A Norman knight held a Barony of Folkestone, which led to its entry as a part of the Cinque Ports in the 13th century and, with that, the privilege of being a wealthy trading port. By the start of the Tudor period, it had become a town in its own right. Wars with France meant that defences had to be built here and soon plans for a town harbour began. At the beginning of the 1800s, a harbour was developed, but it was the coming of the railways in 1843 that would have the bigger impact.
Until the 19th century, Folkestone remained a small fishing community with a seafront that was continually confounded by storms and encroaching shingle that made it hard to land boats. In 1807, an Act of Parliament was passed to build a pier and harbour, constructed by Thomas Telford in 1809. By 1820, a harbour area of 14 acres (5.7 hectares) had been enclosed. Folkestone's trade and population grew slightly, but development was still hampered by sand and silt from the Pent Stream.

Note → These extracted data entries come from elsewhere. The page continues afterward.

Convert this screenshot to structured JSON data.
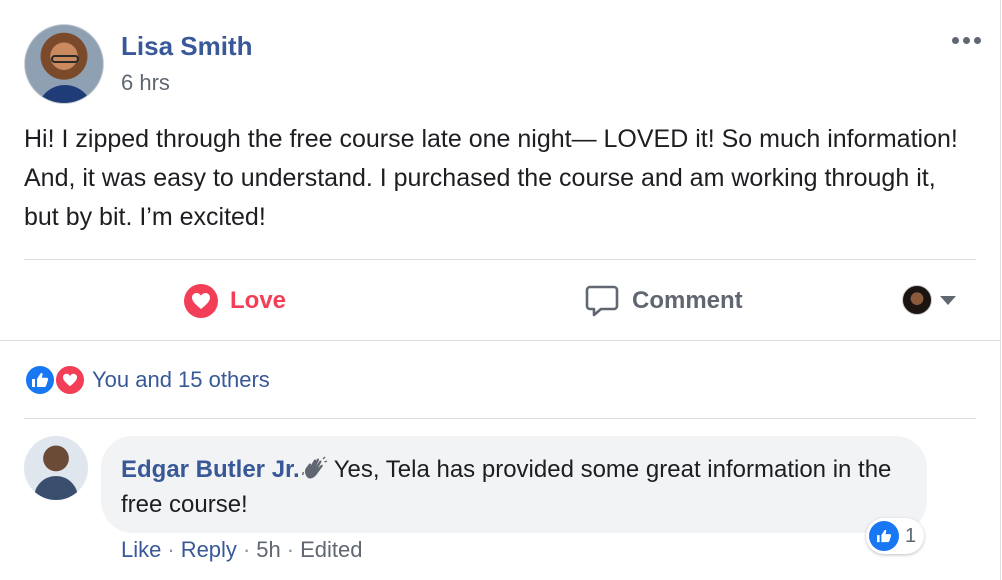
{
  "post": {
    "author": "Lisa Smith",
    "time": "6 hrs",
    "text": "Hi! I zipped through the free course late one night— LOVED it! So much information! And, it was easy to understand. I purchased the course and am working through it, but by bit. I’m excited!"
  },
  "actions": {
    "love_label": "Love",
    "comment_label": "Comment"
  },
  "reactions": {
    "summary": "You and 15 others",
    "icons": [
      "like-icon",
      "love-icon"
    ]
  },
  "comment": {
    "author": "Edgar Butler Jr.",
    "text": "Yes, Tela has provided some great information in the free course!",
    "reaction_count": "1",
    "like_label": "Like",
    "reply_label": "Reply",
    "time": "5h",
    "edited_label": "Edited",
    "separator": "·"
  },
  "colors": {
    "link": "#385898",
    "love": "#f33e58",
    "like": "#1877f2",
    "muted": "#606770"
  }
}
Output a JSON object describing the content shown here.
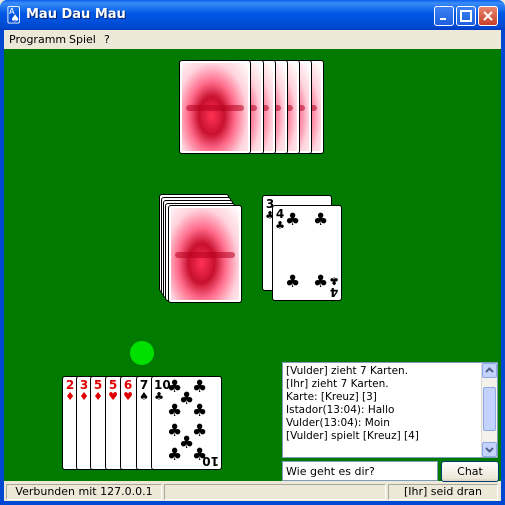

The Folkestone Harbour Company invested heavily in removing the silt, but with little success. In 1842, the company became bankrupt, and the Government put the derelict harbour up for sale. It was bought by the South Eastern Railway Company (SER), which was then building the London to Dover railway line. George Turnbull was responsible in 1844 for building the Horn pier. Dredging the harbour, and the construction of a rail route down to it, began almost immediately, and the town soon became SER’s principal packet station for Continental traffic to Boulogne.
The harbour's use has diminished since the opening of the nearby Channel Tunnel and cessation of local ferry services, but it remains active. The harbour’s use has increased dramatically due to the construction of the Harbour Arm, which hosts cafés, pubs and bands.